ORACLE VERSION: Oracle Database 10g Enterprise Edition Release 10.2.0.1.0 - Prod


With both IN and EXIST you don't find any difference. Its both the same. CBO knows exactly what you want. It
knows so well that it even does only a SEMI join. It comes out of your big table once it finds a single match.

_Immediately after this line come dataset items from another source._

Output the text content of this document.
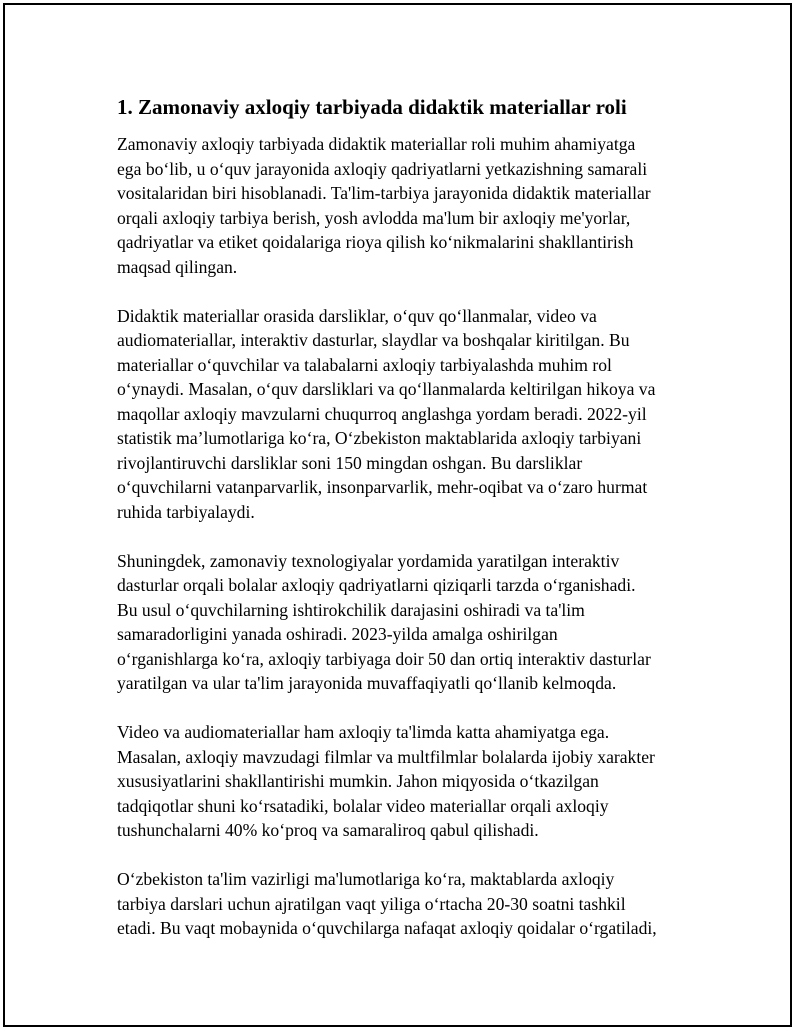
1. Zamonaviy axloqiy tarbiyada didaktik materiallar roli

Zamonaviy axloqiy tarbiyada didaktik materiallar roli muhim ahamiyatga
ega bo‘lib, u o‘quv jarayonida axloqiy qadriyatlarni yetkazishning samarali
vositalaridan biri hisoblanadi. Ta'lim-tarbiya jarayonida didaktik materiallar
orqali axloqiy tarbiya berish, yosh avlodda ma'lum bir axloqiy me'yorlar,
qadriyatlar va etiket qoidalariga rioya qilish ko‘nikmalarini shakllantirish
maqsad qilingan.

Didaktik materiallar orasida darsliklar, o‘quv qo‘llanmalar, video va
audiomateriallar, interaktiv dasturlar, slaydlar va boshqalar kiritilgan. Bu
materiallar o‘quvchilar va talabalarni axloqiy tarbiyalashda muhim rol
o‘ynaydi. Masalan, o‘quv darsliklari va qo‘llanmalarda keltirilgan hikoya va
maqollar axloqiy mavzularni chuqurroq anglashga yordam beradi. 2022-yil
statistik ma’lumotlariga ko‘ra, O‘zbekiston maktablarida axloqiy tarbiyani
rivojlantiruvchi darsliklar soni 150 mingdan oshgan. Bu darsliklar
o‘quvchilarni vatanparvarlik, insonparvarlik, mehr-oqibat va o‘zaro hurmat
ruhida tarbiyalaydi.

Shuningdek, zamonaviy texnologiyalar yordamida yaratilgan interaktiv
dasturlar orqali bolalar axloqiy qadriyatlarni qiziqarli tarzda o‘rganishadi.
Bu usul o‘quvchilarning ishtirokchilik darajasini oshiradi va ta'lim
samaradorligini yanada oshiradi. 2023-yilda amalga oshirilgan
o‘rganishlarga ko‘ra, axloqiy tarbiyaga doir 50 dan ortiq interaktiv dasturlar
yaratilgan va ular ta'lim jarayonida muvaffaqiyatli qo‘llanib kelmoqda.

Video va audiomateriallar ham axloqiy ta'limda katta ahamiyatga ega.
Masalan, axloqiy mavzudagi filmlar va multfilmlar bolalarda ijobiy xarakter
xususiyatlarini shakllantirishi mumkin. Jahon miqyosida o‘tkazilgan
tadqiqotlar shuni ko‘rsatadiki, bolalar video materiallar orqali axloqiy
tushunchalarni 40% ko‘proq va samaraliroq qabul qilishadi.

O‘zbekiston ta'lim vazirligi ma'lumotlariga ko‘ra, maktablarda axloqiy
tarbiya darslari uchun ajratilgan vaqt yiliga o‘rtacha 20-30 soatni tashkil
etadi. Bu vaqt mobaynida o‘quvchilarga nafaqat axloqiy qoidalar o‘rgatiladi,
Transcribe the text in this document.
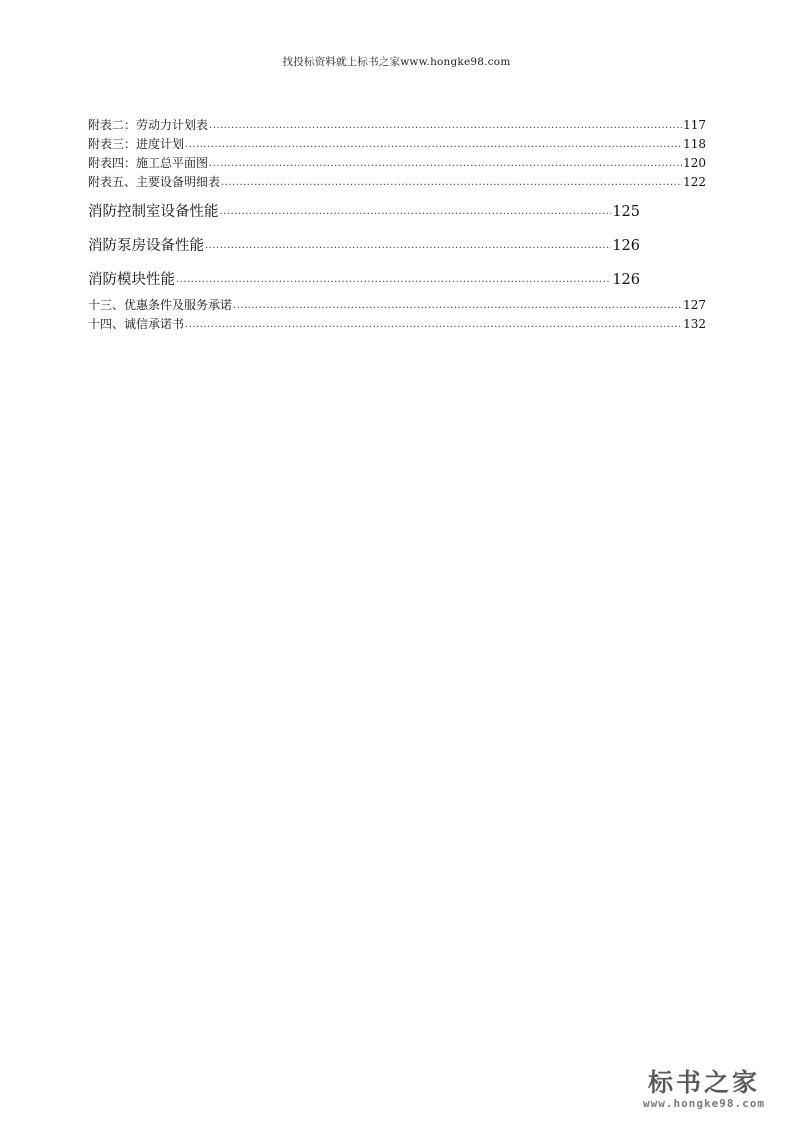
找投标资料就上标书之家www.hongke98.com
附表二：劳动力计划表 .....	117
附表三：进度计划 .....	118
附表四：施工总平面图 .....	120
附表五、主要设备明细表 .....	122
消防控制室设备性能 .....	125
消防泵房设备性能 .....	126
消防模块性能 .....	126
十三、优惠条件及服务承诺 .....	127
十四、诚信承诺书 .....	132
标书之家
www.hongke98.com
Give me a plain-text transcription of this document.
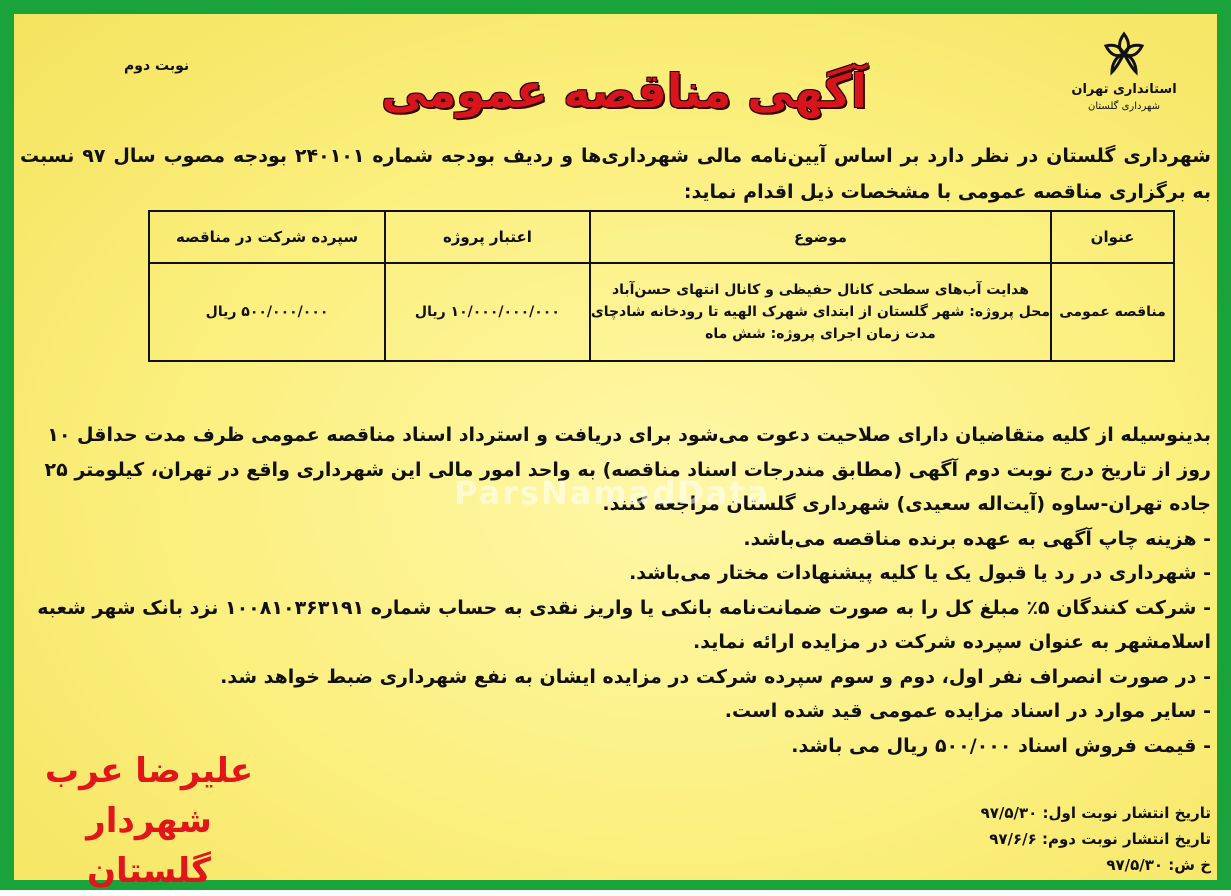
استانداری تهران
شهرداری گلستان
نوبت دوم	آگهی مناقصه عمومی
شهرداری گلستان در نظر دارد بر اساس آیین‌نامه مالی شهرداری‌ها و ردیف بودجه شماره ۲۴۰۱۰۱ بودجه مصوب سال ۹۷ نسبت به برگزاری مناقصه عمومی با مشخصات ذیل اقدام نماید:
عنوان	موضوع	اعتبار پروژه	سپرده شرکت در مناقصه
مناقصه عمومی	هدایت آب‌های سطحی کانال حفیظی و کانال انتهای حسن‌آباد
محل پروژه: شهر گلستان از ابتدای شهرک الهیه تا رودخانه شادچای
مدت زمان اجرای پروژه: شش ماه	۱۰/۰۰۰/۰۰۰/۰۰۰ ریال	۵۰۰/۰۰۰/۰۰۰ ریال

بدینوسیله از کلیه متقاضیان دارای صلاحیت دعوت می‌شود برای دریافت و استرداد اسناد مناقصه عمومی ظرف مدت حداقل ۱۰ روز از تاریخ درج نوبت دوم آگهی (مطابق مندرجات اسناد مناقصه) به واحد امور مالی این شهرداری واقع در تهران، کیلومتر ۲۵ جاده تهران-ساوه (آیت‌اله سعیدی) شهرداری گلستان مراجعه کنند.

- هزینه چاپ آگهی به عهده برنده مناقصه می‌باشد.

- شهرداری در رد یا قبول یک یا کلیه پیشنهادات مختار می‌باشد.

- شرکت کنندگان ۵٪ مبلغ کل را به صورت ضمانت‌نامه بانکی یا واریز نقدی به حساب شماره ۱۰۰۸۱۰۳۶۳۱۹۱ نزد بانک شهر شعبه اسلامشهر به عنوان سپرده شرکت در مزایده ارائه نماید.

- در صورت انصراف نفر اول، دوم و سوم سپرده شرکت در مزایده ایشان به نفع شهرداری ضبط خواهد شد.

- سایر موارد در اسناد مزایده عمومی قید شده است.

- قیمت فروش اسناد ۵۰۰/۰۰۰ ریال می باشد.

تاریخ انتشار نوبت اول: ۹۷/۵/۳۰
تاریخ انتشار نوبت دوم: ۹۷/۶/۶
خ ش: ۹۷/۵/۳۰
علیرضا عرب
شهردار گلستان
ParsNamadData
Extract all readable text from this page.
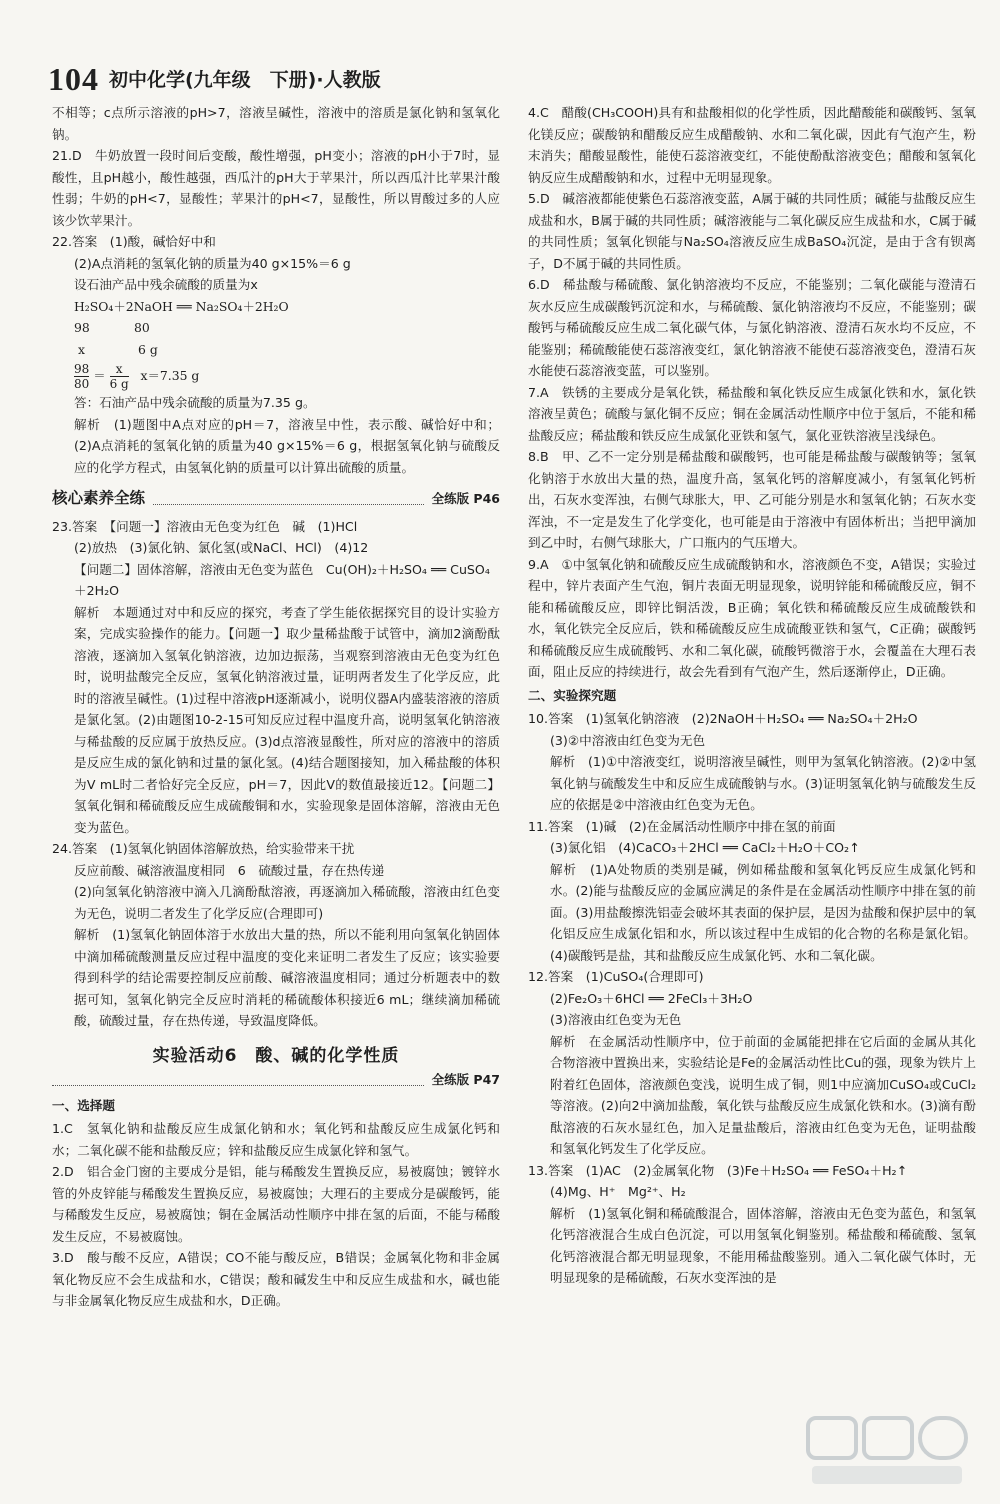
104 初中化学(九年级　下册)·人教版

不相等；c点所示溶液的pH>7，溶液呈碱性，溶液中的溶质是氯化钠和氢氧化钠。

21.D　牛奶放置一段时间后变酸，酸性增强，pH变小；溶液的pH小于7时，显酸性，且pH越小，酸性越强，西瓜汁的pH大于苹果汁，所以西瓜汁比苹果汁酸性弱；牛奶的pH<7，显酸性；苹果汁的pH<7，显酸性，所以胃酸过多的人应该少饮苹果汁。

22.答案　(1)酸，碱恰好中和

(2)A点消耗的氢氧化钠的质量为40 g×15%＝6 g

设石油产品中残余硫酸的质量为x

H₂SO₄＋2NaOH ══ Na₂SO₄＋2H₂O

98	80

x	6 g

$\frac{98}{80} = \frac{x}{6 g} x=7.35$ g

答：石油产品中残余硫酸的质量为7.35 g。

解析　(1)题图中A点对应的pH＝7，溶液呈中性，表示酸、碱恰好中和；(2)A点消耗的氢氧化钠的质量为40 g×15%＝6 g，根据氢氧化钠与硫酸反应的化学方程式，由氢氧化钠的质量可以计算出硫酸的质量。

核心素养全练	全练版 P46

23.答案　【问题一】溶液由无色变为红色　碱　(1)HCl

(2)放热　(3)氯化钠、氯化氢(或NaCl、HCl)　(4)12

【问题二】固体溶解，溶液由无色变为蓝色　Cu(OH)₂＋H₂SO₄ ══ CuSO₄＋2H₂O

解析　本题通过对中和反应的探究，考查了学生能依据探究目的设计实验方案，完成实验操作的能力。【问题一】取少量稀盐酸于试管中，滴加2滴酚酞溶液，逐滴加入氢氧化钠溶液，边加边振荡，当观察到溶液由无色变为红色时，说明盐酸完全反应，氢氧化钠溶液过量，证明两者发生了化学反应，此时的溶液呈碱性。(1)过程中溶液pH逐渐减小，说明仪器A内盛装溶液的溶质是氯化氢。(2)由题图10-2-15可知反应过程中温度升高，说明氢氧化钠溶液与稀盐酸的反应属于放热反应。(3)d点溶液显酸性，所对应的溶液中的溶质是反应生成的氯化钠和过量的氯化氢。(4)结合题图接知，加入稀盐酸的体积为V mL时二者恰好完全反应，pH＝7，因此V的数值最接近12。【问题二】氢氧化铜和稀硫酸反应生成硫酸铜和水，实验现象是固体溶解，溶液由无色变为蓝色。

24.答案　(1)氢氧化钠固体溶解放热，给实验带来干扰

反应前酸、碱溶液温度相同　6　硫酸过量，存在热传递

(2)向氢氧化钠溶液中滴入几滴酚酞溶液，再逐滴加入稀硫酸，溶液由红色变为无色，说明二者发生了化学反应(合理即可)

解析　(1)氢氧化钠固体溶于水放出大量的热，所以不能利用向氢氧化钠固体中滴加稀硫酸测量反应过程中温度的变化来证明二者发生了反应；该实验要得到科学的结论需要控制反应前酸、碱溶液温度相同；通过分析题表中的数据可知，氢氧化钠完全反应时消耗的稀硫酸体积接近6 mL；继续滴加稀硫酸，硫酸过量，存在热传递，导致温度降低。

实验活动6　酸、碱的化学性质
全练版 P47

一、选择题

1.C　氢氧化钠和盐酸反应生成氯化钠和水；氧化钙和盐酸反应生成氯化钙和水；二氧化碳不能和盐酸反应；锌和盐酸反应生成氯化锌和氢气。

2.D　铝合金门窗的主要成分是铝，能与稀酸发生置换反应，易被腐蚀；镀锌水管的外皮锌能与稀酸发生置换反应，易被腐蚀；大理石的主要成分是碳酸钙，能与稀酸发生反应，易被腐蚀；铜在金属活动性顺序中排在氢的后面，不能与稀酸发生反应，不易被腐蚀。

3.D　酸与酸不反应，A错误；CO不能与酸反应，B错误；金属氧化物和非金属氧化物反应不会生成盐和水，C错误；酸和碱发生中和反应生成盐和水，碱也能与非金属氧化物反应生成盐和水，D正确。

4.C　醋酸(CH₃COOH)具有和盐酸相似的化学性质，因此醋酸能和碳酸钙、氢氧化镁反应；碳酸钠和醋酸反应生成醋酸钠、水和二氧化碳，因此有气泡产生，粉末消失；醋酸显酸性，能使石蕊溶液变红，不能使酚酞溶液变色；醋酸和氢氧化钠反应生成醋酸钠和水，过程中无明显现象。

5.D　碱溶液都能使紫色石蕊溶液变蓝，A属于碱的共同性质；碱能与盐酸反应生成盐和水，B属于碱的共同性质；碱溶液能与二氧化碳反应生成盐和水，C属于碱的共同性质；氢氧化钡能与Na₂SO₄溶液反应生成BaSO₄沉淀，是由于含有钡离子，D不属于碱的共同性质。

6.D　稀盐酸与稀硫酸、氯化钠溶液均不反应，不能鉴别；二氧化碳能与澄清石灰水反应生成碳酸钙沉淀和水，与稀硫酸、氯化钠溶液均不反应，不能鉴别；碳酸钙与稀硫酸反应生成二氧化碳气体，与氯化钠溶液、澄清石灰水均不反应，不能鉴别；稀硫酸能使石蕊溶液变红，氯化钠溶液不能使石蕊溶液变色，澄清石灰水能使石蕊溶液变蓝，可以鉴别。

7.A　铁锈的主要成分是氧化铁，稀盐酸和氧化铁反应生成氯化铁和水，氯化铁溶液呈黄色；硫酸与氯化铜不反应；铜在金属活动性顺序中位于氢后，不能和稀盐酸反应；稀盐酸和铁反应生成氯化亚铁和氢气，氯化亚铁溶液呈浅绿色。

8.B　甲、乙不一定分别是稀盐酸和碳酸钙，也可能是稀盐酸与碳酸钠等；氢氧化钠溶于水放出大量的热，温度升高，氢氧化钙的溶解度减小，有氢氧化钙析出，石灰水变浑浊，右侧气球胀大，甲、乙可能分别是水和氢氧化钠；石灰水变浑浊，不一定是发生了化学变化，也可能是由于溶液中有固体析出；当把甲滴加到乙中时，右侧气球胀大，广口瓶内的气压增大。

9.A　①中氢氧化钠和硫酸反应生成硫酸钠和水，溶液颜色不变，A错误；实验过程中，锌片表面产生气泡，铜片表面无明显现象，说明锌能和稀硫酸反应，铜不能和稀硫酸反应，即锌比铜活泼，B正确；氧化铁和稀硫酸反应生成硫酸铁和水，氧化铁完全反应后，铁和稀硫酸反应生成硫酸亚铁和氢气，C正确；碳酸钙和稀硫酸反应生成硫酸钙、水和二氧化碳，硫酸钙微溶于水，会覆盖在大理石表面，阻止反应的持续进行，故会先看到有气泡产生，然后逐渐停止，D正确。

二、实验探究题

10.答案　(1)氢氧化钠溶液　(2)2NaOH＋H₂SO₄ ══ Na₂SO₄＋2H₂O

(3)②中溶液由红色变为无色

解析　(1)①中溶液变红，说明溶液呈碱性，则甲为氢氧化钠溶液。(2)②中氢氧化钠与硫酸发生中和反应生成硫酸钠与水。(3)证明氢氧化钠与硫酸发生反应的依据是②中溶液由红色变为无色。

11.答案　(1)碱　(2)在金属活动性顺序中排在氢的前面

(3)氯化铝　(4)CaCO₃＋2HCl ══ CaCl₂＋H₂O＋CO₂↑

解析　(1)A处物质的类别是碱，例如稀盐酸和氢氧化钙反应生成氯化钙和水。(2)能与盐酸反应的金属应满足的条件是在金属活动性顺序中排在氢的前面。(3)用盐酸擦洗铝壶会破坏其表面的保护层，是因为盐酸和保护层中的氧化铝反应生成氯化铝和水，所以该过程中生成铝的化合物的名称是氯化铝。(4)碳酸钙是盐，其和盐酸反应生成氯化钙、水和二氧化碳。

12.答案　(1)CuSO₄(合理即可)

(2)Fe₂O₃＋6HCl ══ 2FeCl₃＋3H₂O

(3)溶液由红色变为无色

解析　在金属活动性顺序中，位于前面的金属能把排在它后面的金属从其化合物溶液中置换出来，实验结论是Fe的金属活动性比Cu的强，现象为铁片上附着红色固体，溶液颜色变浅，说明生成了铜，则1中应滴加CuSO₄或CuCl₂等溶液。(2)向2中滴加盐酸，氧化铁与盐酸反应生成氯化铁和水。(3)滴有酚酞溶液的石灰水显红色，加入足量盐酸后，溶液由红色变为无色，证明盐酸和氢氧化钙发生了化学反应。

13.答案　(1)AC　(2)金属氧化物　(3)Fe＋H₂SO₄ ══ FeSO₄＋H₂↑

(4)Mg、H⁺　Mg²⁺、H₂

解析　(1)氢氧化铜和稀硫酸混合，固体溶解，溶液由无色变为蓝色，和氢氧化钙溶液混合生成白色沉淀，可以用氢氧化铜鉴别。稀盐酸和稀硫酸、氢氧化钙溶液混合都无明显现象，不能用稀盐酸鉴别。通入二氧化碳气体时，无明显现象的是稀硫酸，石灰水变浑浊的是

It
does not go thought the entire table or the index.

See how it works.


SQL> select *
2 from small_table s
3 where exists(select null
4 from big_table b
5 where b.object_type = s.object_type)
6 /

Execution Plan
----------------------------------------------------------
0 SELECT STATEMENT Optimizer=ALL_ROWS (Cost=34 Card=19 Bytes=323)
1 0 NESTED LOOPS (SEMI) (Cost=34 Card=19 Bytes=323)
2 1 TABLE ACCESS (FULL) OF 'SMALL_TABLE' (TABLE) (Cost=3 Card=31 Bytes=279)
3 1 INDEX (RANGE SCAN) OF 'BIG_TABLE_IDX' (INDEX) (Cost=1 Card=71414 Bytes=571312)

SQL> select *
2 from small_table s
3 where object_type in (select object_type
4 from big_table)
5 /

Execution Plan
----------------------------------------------------------
0 SELECT STATEMENT Optimizer=ALL_ROWS (Cost=34 Card=19 Bytes=323)
1 0 NESTED LOOPS (SEMI) (Cost=34 Card=19 Bytes=323)
2 1 TABLE ACCESS (FULL) OF 'SMALL_TABLE' (TABLE) (Cost=3 Card=31 Bytes=279)
3 1 INDEX (RANGE SCAN) OF 'BIG_TABLE_IDX' (INDEX) (Cost=1 Card=71414 Bytes=571312)


Isn't that a beauty!!!